Further Explanation: So here's how it pulls together in either script:

  1. InfoPath XML attachment files are first a long string that has been "encoded" into something called Base64. You don't have to know what that means, you just have to know they were encoded - which means to use them we need to decode them. That's the first step once we have the InfoPath XML file.
  2. The attachment files (once decoded) are composed of a header portion and the data portion. The header consists of 2 parts: a fixed header set of information and the filename of the attachment.

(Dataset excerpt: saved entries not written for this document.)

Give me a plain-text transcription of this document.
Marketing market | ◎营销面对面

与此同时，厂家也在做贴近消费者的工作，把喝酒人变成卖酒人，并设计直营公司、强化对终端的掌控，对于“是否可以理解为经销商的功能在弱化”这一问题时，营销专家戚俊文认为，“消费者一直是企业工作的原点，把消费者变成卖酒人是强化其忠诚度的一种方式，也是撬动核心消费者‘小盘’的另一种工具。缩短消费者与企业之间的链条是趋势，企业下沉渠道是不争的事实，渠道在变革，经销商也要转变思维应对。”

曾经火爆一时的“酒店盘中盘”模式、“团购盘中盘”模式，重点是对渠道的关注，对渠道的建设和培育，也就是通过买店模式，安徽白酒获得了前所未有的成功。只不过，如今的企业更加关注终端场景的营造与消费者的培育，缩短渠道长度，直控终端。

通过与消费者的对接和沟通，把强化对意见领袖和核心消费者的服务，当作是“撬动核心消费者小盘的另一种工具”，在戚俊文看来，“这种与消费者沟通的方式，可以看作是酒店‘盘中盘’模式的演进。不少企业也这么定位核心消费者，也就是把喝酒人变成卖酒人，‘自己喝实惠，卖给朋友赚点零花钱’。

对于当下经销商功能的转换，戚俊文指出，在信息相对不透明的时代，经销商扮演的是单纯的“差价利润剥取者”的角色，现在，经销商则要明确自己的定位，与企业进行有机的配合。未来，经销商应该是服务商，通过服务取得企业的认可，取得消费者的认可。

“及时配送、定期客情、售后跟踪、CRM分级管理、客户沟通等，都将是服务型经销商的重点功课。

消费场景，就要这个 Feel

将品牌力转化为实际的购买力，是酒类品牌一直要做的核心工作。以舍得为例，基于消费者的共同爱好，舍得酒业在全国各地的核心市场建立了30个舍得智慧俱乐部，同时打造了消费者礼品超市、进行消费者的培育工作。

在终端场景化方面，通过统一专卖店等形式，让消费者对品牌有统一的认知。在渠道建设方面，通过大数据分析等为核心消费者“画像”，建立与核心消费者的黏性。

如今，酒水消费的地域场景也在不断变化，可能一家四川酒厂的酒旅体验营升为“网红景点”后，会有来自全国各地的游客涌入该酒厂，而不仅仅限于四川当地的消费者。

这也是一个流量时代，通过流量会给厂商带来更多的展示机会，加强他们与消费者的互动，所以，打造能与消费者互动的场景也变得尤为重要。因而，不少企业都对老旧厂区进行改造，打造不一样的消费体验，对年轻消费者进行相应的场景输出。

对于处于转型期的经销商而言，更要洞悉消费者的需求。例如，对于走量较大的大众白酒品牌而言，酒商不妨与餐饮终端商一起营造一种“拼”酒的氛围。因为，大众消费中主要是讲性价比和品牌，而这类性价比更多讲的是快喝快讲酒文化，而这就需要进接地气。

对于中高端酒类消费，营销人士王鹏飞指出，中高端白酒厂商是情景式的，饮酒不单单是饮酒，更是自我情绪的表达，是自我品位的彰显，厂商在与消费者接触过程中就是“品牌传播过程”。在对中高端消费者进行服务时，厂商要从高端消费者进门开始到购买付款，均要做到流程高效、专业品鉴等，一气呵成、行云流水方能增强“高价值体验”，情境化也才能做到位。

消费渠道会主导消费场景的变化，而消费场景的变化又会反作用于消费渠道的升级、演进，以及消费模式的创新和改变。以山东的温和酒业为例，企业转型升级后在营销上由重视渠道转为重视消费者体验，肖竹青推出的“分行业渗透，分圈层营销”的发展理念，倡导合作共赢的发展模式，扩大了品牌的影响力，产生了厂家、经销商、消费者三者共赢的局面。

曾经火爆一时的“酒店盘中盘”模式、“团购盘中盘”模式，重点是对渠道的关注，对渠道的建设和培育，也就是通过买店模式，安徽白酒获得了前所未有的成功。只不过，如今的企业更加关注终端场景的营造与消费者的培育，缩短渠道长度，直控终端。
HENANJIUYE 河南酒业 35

  3. Byte 20 of the header tells you just how long the filename is as a number. This is a byte but needs to be doubled for how the information is encoded (unicode or UTF8).
  4. Once we know how long the filename is, we look *just* past the end of the regular, fixed header (byte 24) and copy every other byte till the end of the filename section - except for the very last one as it has a byte to tell the system that this is the end of the file name. The reason we do every other is that the ones in between seem to not be letters or characters...probably some hidden characters of some sort. One weird thing - PDFs in my environment didn't have a file extension at the end of their name...so I created a small workaround in the javascript.
  5. Now that we have the filename, we need to separate out the contents from the header, so we create a new array that just starts after the end of the filename.
  6. This new array needs to be somehow converted into a file...in Powershell, we use the WriteAllBytes function to make it a file and we just tell it where the path is that it should write and give it this blob of goodness; in Javascript, this new array is converted into a blob (binary large object)
  7.  Getting access to the file itself is easy for Powershell - when the script is done, go look at your folder; for Javascript, it creates a block on the bottom of your SharePoint page for each file that had attachments and sticks them all in there along with the name of the node from which the attachment came.